Ghana achieves gender parity in basic education in deprived areas


The Department of Gender, of the Ministry of Gender, Children and Social Protection, says Ghana has achieved gender parity in education in deprived communities at the basic level.

It noted that there had been more girls with equal ratio for boys and girls at the basic level nationally in those areas though pockets of disparity had been recorded in a few districts.

This was revealed at a national consultative meeting for the preparation of Ghana’s combined 8th and 9th periodic report on UN Convention on the Elimination of all Forms of Discrimination against Women (CEDAW).

Ghana, having signed onto the United Nations Convention on the Elimination of All Forms of Discrimination against Women gives a report on the progress and challenges in all sectors of the economy to the UN every four years.

In this year’s consultative meeting, experts were drawn from across Ministries, Departments and Agencies, Civil Society Organizations, Non-Governmental Organizations.

Others are: gender stakeholders, development partners and officers from security services.

Mr. Edmund Amarkwei Foley, Consultant for the preparation of the 8th and 9th CEDAW report, in an interview with the Ghana News Agency, said, policy directions in the area of education had helped bridged the gap between boys and girls in deprived areas other than urban areas.

He said policy directions, such as “Education for All National Plan” that was rolled out by then Ministry of Education, Youth and Sports, in 2003 and ended in 2015 had bridged the gap significantly.

Mr Foley also added that women’s access to justice had been progressive, saying more offices of Domestic Violence and Victim Support Unit (DOVVSU) had been established, including Domestic Violence Victim Support Centres.

The 6th and 7th reports were submitted in 2015, and it contained the progress made and challenges encountered.

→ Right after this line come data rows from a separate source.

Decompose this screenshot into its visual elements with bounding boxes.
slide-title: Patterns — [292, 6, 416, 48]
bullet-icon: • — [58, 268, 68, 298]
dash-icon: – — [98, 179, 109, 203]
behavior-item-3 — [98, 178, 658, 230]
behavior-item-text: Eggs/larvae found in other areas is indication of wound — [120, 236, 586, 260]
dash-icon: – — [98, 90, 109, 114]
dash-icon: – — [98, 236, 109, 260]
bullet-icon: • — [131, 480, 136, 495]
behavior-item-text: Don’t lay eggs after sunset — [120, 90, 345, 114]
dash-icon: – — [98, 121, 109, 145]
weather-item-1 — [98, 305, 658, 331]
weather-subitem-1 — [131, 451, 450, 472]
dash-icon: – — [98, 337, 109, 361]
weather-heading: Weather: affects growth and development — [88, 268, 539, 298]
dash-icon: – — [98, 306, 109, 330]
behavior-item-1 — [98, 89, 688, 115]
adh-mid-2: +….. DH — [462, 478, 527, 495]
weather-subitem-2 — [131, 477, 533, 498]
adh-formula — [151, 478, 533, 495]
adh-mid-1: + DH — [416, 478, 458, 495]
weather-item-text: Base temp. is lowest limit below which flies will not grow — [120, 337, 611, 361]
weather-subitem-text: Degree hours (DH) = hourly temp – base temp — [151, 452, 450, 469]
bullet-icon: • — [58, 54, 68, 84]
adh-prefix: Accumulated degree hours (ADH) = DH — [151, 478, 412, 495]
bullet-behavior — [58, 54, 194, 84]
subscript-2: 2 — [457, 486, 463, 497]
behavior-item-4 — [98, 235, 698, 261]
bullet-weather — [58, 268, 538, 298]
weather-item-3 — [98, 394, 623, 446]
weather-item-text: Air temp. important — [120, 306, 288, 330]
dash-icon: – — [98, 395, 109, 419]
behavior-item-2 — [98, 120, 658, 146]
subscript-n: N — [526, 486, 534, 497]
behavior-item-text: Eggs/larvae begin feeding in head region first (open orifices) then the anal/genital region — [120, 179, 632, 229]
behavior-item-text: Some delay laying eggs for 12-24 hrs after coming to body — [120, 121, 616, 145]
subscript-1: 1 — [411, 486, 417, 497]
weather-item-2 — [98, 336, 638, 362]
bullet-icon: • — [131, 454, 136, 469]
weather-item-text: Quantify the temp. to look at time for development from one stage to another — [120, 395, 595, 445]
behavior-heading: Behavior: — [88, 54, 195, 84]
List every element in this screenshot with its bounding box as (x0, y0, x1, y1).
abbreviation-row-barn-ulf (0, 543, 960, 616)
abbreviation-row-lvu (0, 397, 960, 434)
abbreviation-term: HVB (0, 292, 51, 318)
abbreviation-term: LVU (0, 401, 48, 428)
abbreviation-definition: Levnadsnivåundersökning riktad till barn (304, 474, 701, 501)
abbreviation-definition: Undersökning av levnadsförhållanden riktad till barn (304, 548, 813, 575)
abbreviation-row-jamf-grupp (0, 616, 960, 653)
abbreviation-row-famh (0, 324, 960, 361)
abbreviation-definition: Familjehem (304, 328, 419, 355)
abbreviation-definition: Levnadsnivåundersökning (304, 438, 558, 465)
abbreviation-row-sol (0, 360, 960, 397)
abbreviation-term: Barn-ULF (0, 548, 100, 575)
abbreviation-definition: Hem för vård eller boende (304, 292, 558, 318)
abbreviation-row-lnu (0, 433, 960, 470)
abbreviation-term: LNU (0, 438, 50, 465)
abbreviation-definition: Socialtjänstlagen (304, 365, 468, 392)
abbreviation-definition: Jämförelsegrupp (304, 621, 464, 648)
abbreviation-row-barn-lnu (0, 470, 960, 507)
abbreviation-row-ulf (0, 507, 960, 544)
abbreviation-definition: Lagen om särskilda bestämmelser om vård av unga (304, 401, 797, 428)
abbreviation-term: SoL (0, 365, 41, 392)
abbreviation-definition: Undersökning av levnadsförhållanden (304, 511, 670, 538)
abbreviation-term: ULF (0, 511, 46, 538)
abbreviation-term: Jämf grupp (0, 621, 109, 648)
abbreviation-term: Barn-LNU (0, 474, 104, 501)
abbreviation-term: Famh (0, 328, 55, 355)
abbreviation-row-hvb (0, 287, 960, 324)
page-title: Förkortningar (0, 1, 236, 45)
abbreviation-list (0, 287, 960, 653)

Key areas it focused on were gender roles and stereotypes, education, women and employment, equality in access to health care, economic and social rights of women.

For instance, in 2015, the report noted that deaths from complications of unsafe abortion were still high, and one study revealed unsafe abortion as the leading cause of maternal mortality amongst adolescent.

It said 34.7 per cent of the total number of cases was made up of young women between 10 and 24 years and to address it, support for implementation of comprehensive abortion care was obtained to enhance access of qualified clients to quality care in health facilities at all levels.

Meanwhile, Mrs Vera Karikari, Deputy Director, Department of Gender, who spoke on behalf of Dr. Afisah Zakariah, Chief Director of the Gender Ministry, said it was important to empower women, give them opportunities to attain exponential growth and prosperity.

“We fight the biggest challenges confronting the nation such as poverty, inequality, intersectionality and put an end to violence and discrimination against women and girls, making sure no one is left behind,” she added.

Mrs Karikari said women and young girls still faced structural discrimination due to the patriarchal nature of most societies and that the meeting would set the tone to put in measures to support the rights and empowerment of women and girls.